На другой день мы пошли в крепость снова — вывезти отобранные вещи. Проходя с тем же интендантом через плац, мы заметили отряд рекрутов. Их обучал странный капитан: вместо носа у него чуть ниже уровня глаз были две дырки. Высоцкий тоже обратил на него внимание.
— Вы, конечно, Панове, пришли в ужас, — заговорил интендант, отойдя на почтительное расстояние от рекрутов. — Этот безносый командир — капитан Гедроиц. Он ходил когда-то в Испанию с легионом Домбровского и получил ранение в нос. До революции был в отставке, жил в небольшом имении в окрестностях Замосцья, а как только началась война, явился, предлагая отчизне свои услуги. Может быть, паны думают, что личные радости обошли нашего замечательного капитана? Смею уверить, он счастлив: у него прелестная молодая жена, которая его без памяти любит.
— Редкая жена! — сказал Высоцкий. — Насколько я знаю, наши панны и пани прежде всего обращают внимание на внешность.
Я ничего не ответил. У меня еще не было на этот счет никаких представлений. Все же я пожелал лучше быть убитым наповал, чем остаться без носа.
Приближался праздник змартвыхвстания[36] пана Езуса и генерал поручил ксендзу позаботиться о приготовлении крашенок для солдат и офицеров. Мы отрядили людей для закупки яиц в окрестных деревнях.
С приближением дня выступления люди почувствовали себя веселей, и даже холерных больных стало несколько меньше. Все думали, что пора тяжелых испытаний кончается и за Бугом встанет новая заря. По ночам, слушая вой ветра, я испытывал такую сладкую тоску по Волыни, что не мог спать.
Вода уже заметно убывала, и река Топорница отделилась от озер и болот. Крепость больше не казалась островом. Валы ее покрылись нежным зеленым пухом. Крестьянские дети начали наведываться в поле и лес, и две девчурки принесли генералу в подарок первые анемоны и вербу. Генерал с нежной улыбкой осторожно погладил их головки и каждой дал по денежке. Украдкой я поглядывал, как он, отрываясь от дела, придвигал анемоны и задумчиво нюхал их. У генерала было имение в Подолии. Может быть, там жил кто-нибудь из его близких. Спросить я не решался.

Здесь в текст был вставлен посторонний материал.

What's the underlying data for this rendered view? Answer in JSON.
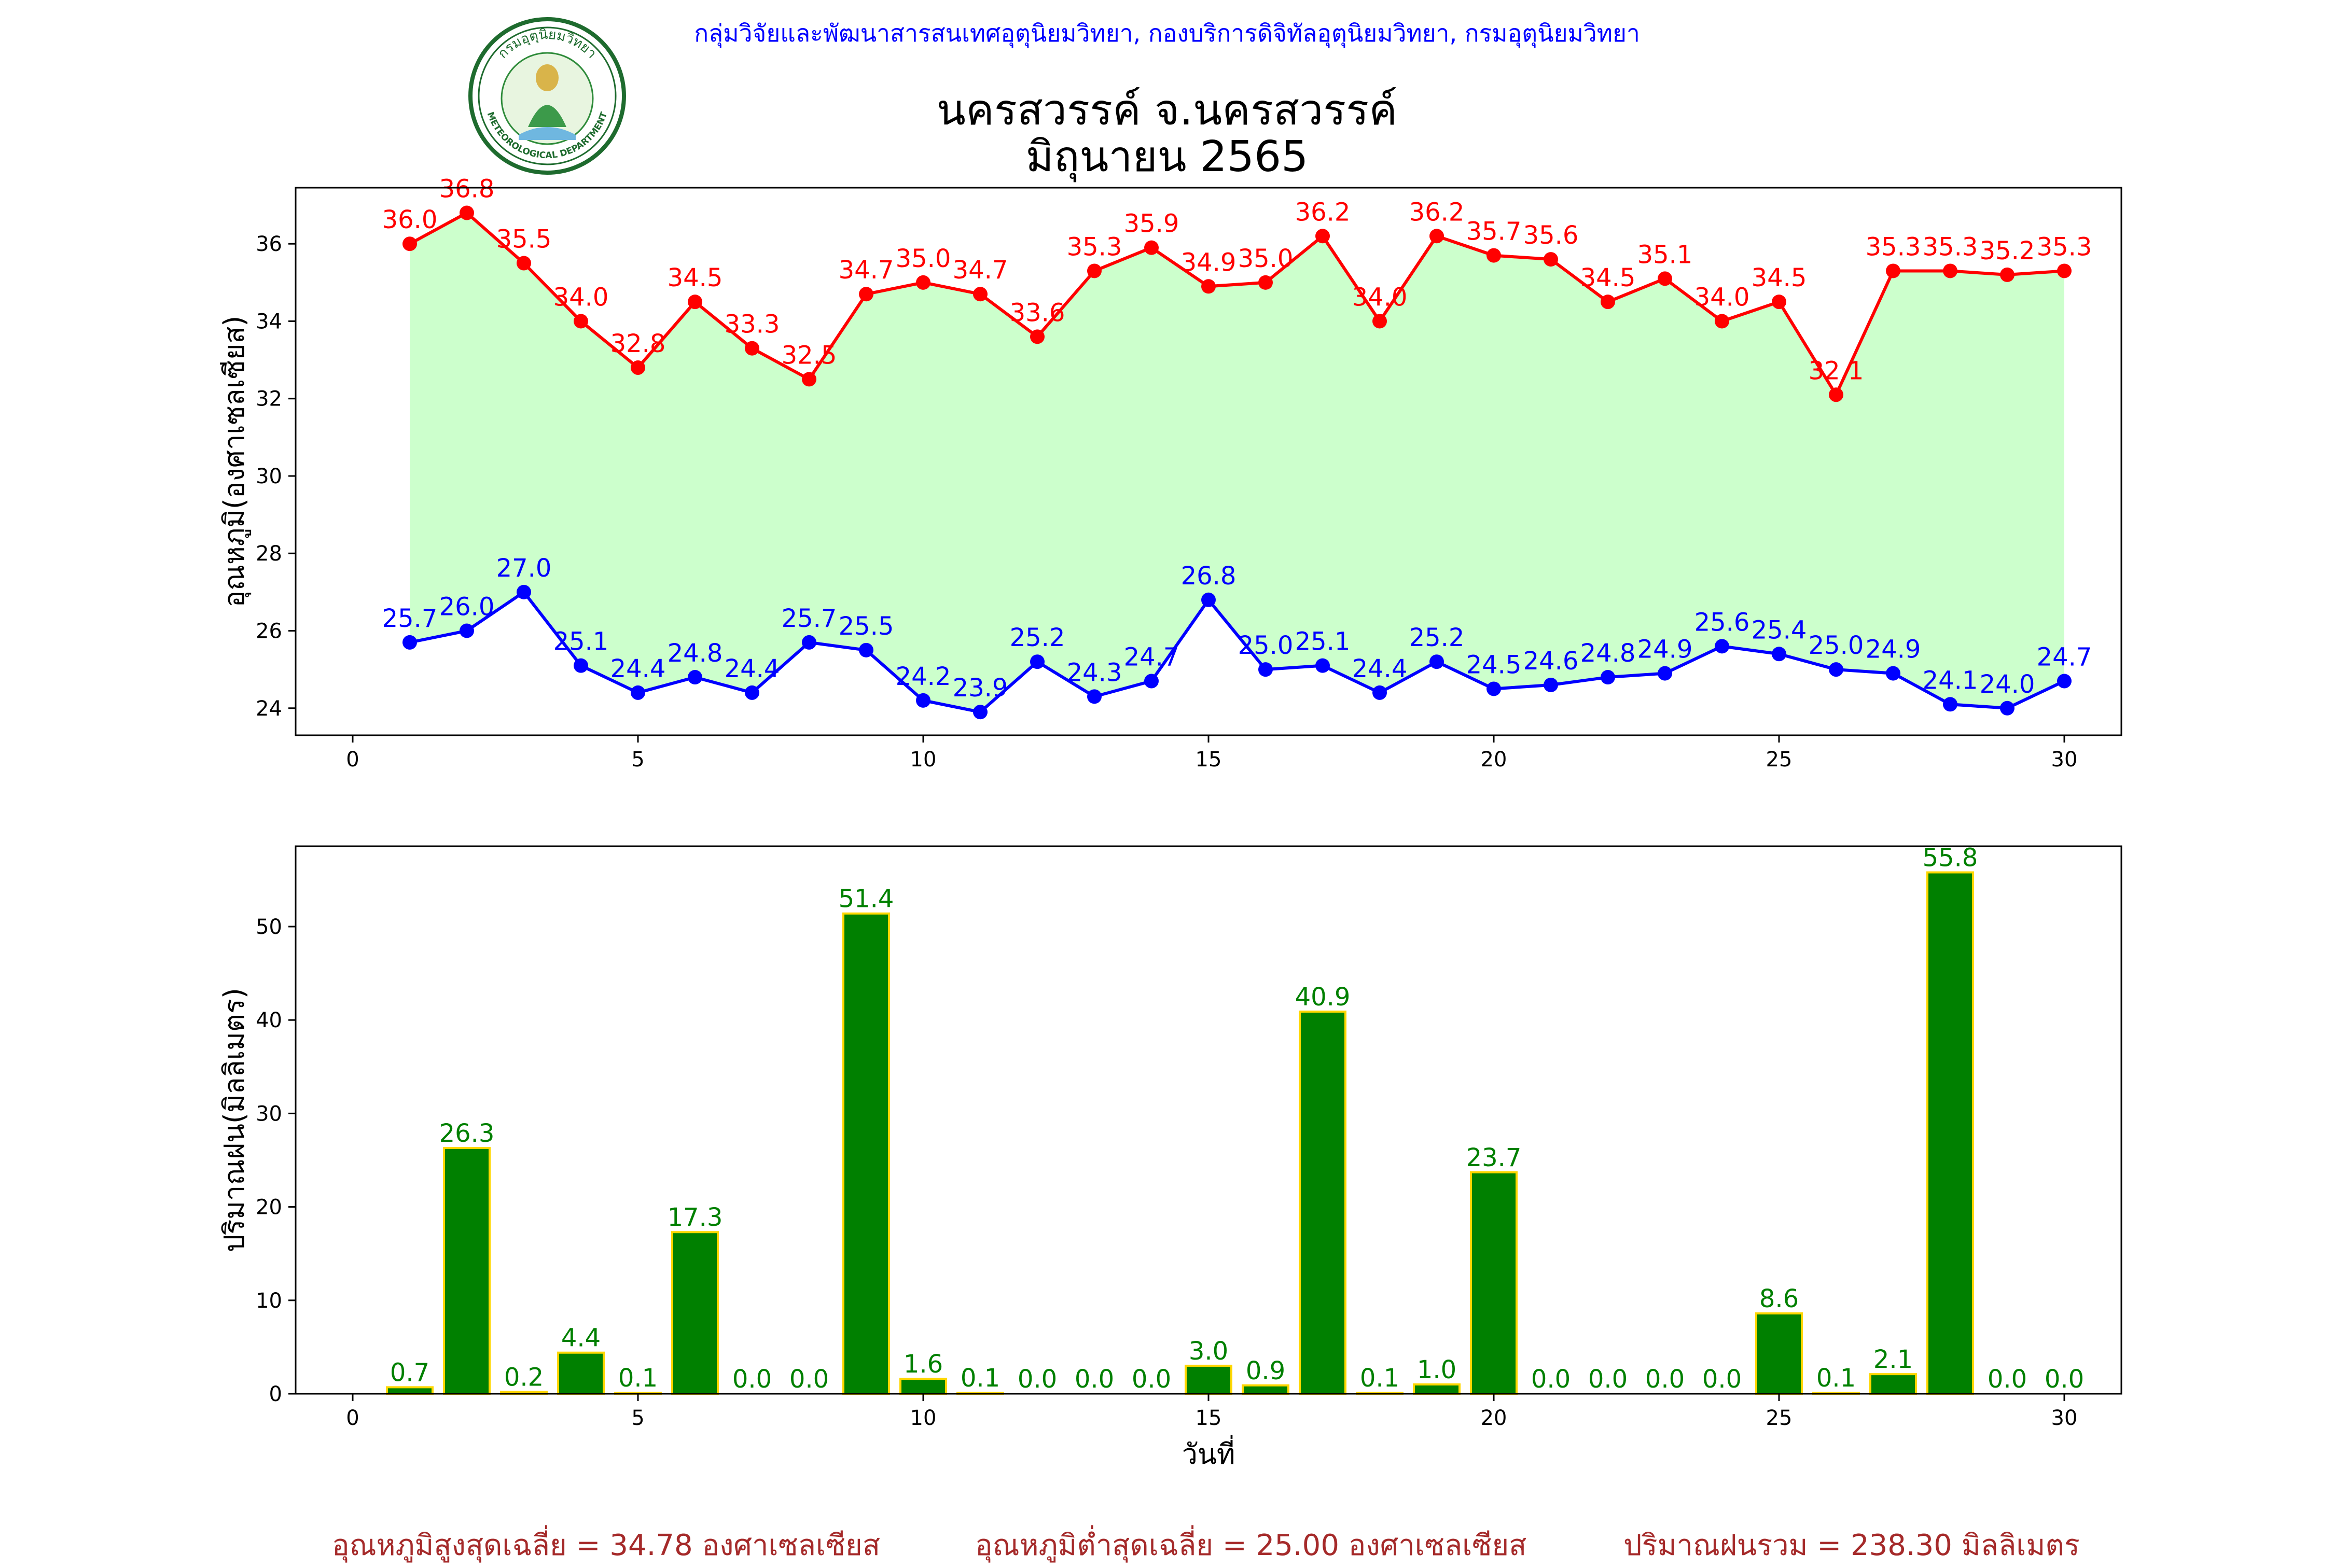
{
  "header": {
    "credit": "กลุ่มวิจัยและพัฒนาสารสนเทศอุตุนิยมวิทยา, กองบริการดิจิทัลอุตุนิยมวิทยา, กรมอุตุนิยมวิทยา",
    "title_line1": "นครสวรรค์  จ.นครสวรรค์",
    "title_line2": "มิถุนายน 2565",
    "logo_text_top": "กรมอุตุนิยมวิทยา",
    "logo_text_bottom": "METEOROLOGICAL DEPARTMENT"
  },
  "colors": {
    "max_line": "#ff0000",
    "min_line": "#0000ff",
    "fill": "#ccffcc",
    "rain_bar": "#008000",
    "rain_edge": "#ffd700",
    "rain_label": "#008000",
    "summary": "#a52a2a",
    "credit": "#0000ff"
  },
  "chart_data": [
    {
      "type": "line",
      "ylabel": "อุณหภูมิ(องศาเซลเซียส)",
      "xlabel": "",
      "x": [
        1,
        2,
        3,
        4,
        5,
        6,
        7,
        8,
        9,
        10,
        11,
        12,
        13,
        14,
        15,
        16,
        17,
        18,
        19,
        20,
        21,
        22,
        23,
        24,
        25,
        26,
        27,
        28,
        29,
        30
      ],
      "xlim": [
        -1,
        31
      ],
      "ylim": [
        23.3,
        37.45
      ],
      "xticks": [
        0,
        5,
        10,
        15,
        20,
        25,
        30
      ],
      "yticks": [
        24,
        26,
        28,
        30,
        32,
        34,
        36
      ],
      "fill_between": true,
      "grid": false,
      "series": [
        {
          "values": [
            36.0,
            36.8,
            35.5,
            34.0,
            32.8,
            34.5,
            33.3,
            32.5,
            34.7,
            35.0,
            34.7,
            33.6,
            35.3,
            35.9,
            34.9,
            35.0,
            36.2,
            34.0,
            36.2,
            35.7,
            35.6,
            34.5,
            35.1,
            34.0,
            34.5,
            32.1,
            35.3,
            35.3,
            35.2,
            35.3
          ]
        },
        {
          "values": [
            25.7,
            26.0,
            27.0,
            25.1,
            24.4,
            24.8,
            24.4,
            25.7,
            25.5,
            24.2,
            23.9,
            25.2,
            24.3,
            24.7,
            26.8,
            25.0,
            25.1,
            24.4,
            25.2,
            24.5,
            24.6,
            24.8,
            24.9,
            25.6,
            25.4,
            25.0,
            24.9,
            24.1,
            24.0,
            24.7
          ]
        }
      ]
    },
    {
      "type": "bar",
      "ylabel": "ปริมาณฝน(มิลลิเมตร)",
      "xlabel": "วันที่",
      "x": [
        1,
        2,
        3,
        4,
        5,
        6,
        7,
        8,
        9,
        10,
        11,
        12,
        13,
        14,
        15,
        16,
        17,
        18,
        19,
        20,
        21,
        22,
        23,
        24,
        25,
        26,
        27,
        28,
        29,
        30
      ],
      "xlim": [
        -1,
        31
      ],
      "ylim": [
        0,
        58.6
      ],
      "xticks": [
        0,
        5,
        10,
        15,
        20,
        25,
        30
      ],
      "yticks": [
        0,
        10,
        20,
        30,
        40,
        50
      ],
      "grid": false,
      "series": [
        {
          "values": [
            0.7,
            26.3,
            0.2,
            4.4,
            0.1,
            17.3,
            0.0,
            0.0,
            51.4,
            1.6,
            0.1,
            0.0,
            0.0,
            0.0,
            3.0,
            0.9,
            40.9,
            0.1,
            1.0,
            23.7,
            0.0,
            0.0,
            0.0,
            0.0,
            8.6,
            0.1,
            2.1,
            55.8,
            0.0,
            0.0
          ]
        }
      ]
    }
  ],
  "summary": {
    "avg_max": "อุณหภูมิสูงสุดเฉลี่ย = 34.78 องศาเซลเซียส",
    "avg_min": "อุณหภูมิต่ำสุดเฉลี่ย = 25.00 องศาเซลเซียส",
    "rain_total": "ปริมาณฝนรวม = 238.30 มิลลิเมตร"
  }
}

Пасхальное набоженьство[37] состоялось под открытым небом. Ветра в святую заутреню не было, и наши факелы горели ровно. Торжественно звучал среди леса хор, и ему вторило эхо. После заутрени генерал поздравил корпус с праздником и походом, а ксендз сказал чувствительную проповедь, закончив призывом бороться с российским царем до последней капли крови.
Утром третьего апреля из ворот крепости выехала наша артиллерия. Первой шла пушка под названием «Пани Гейсмар». На ней была наша гордая надпись: «Я одна из одиннадцати, взятых под Сточеком».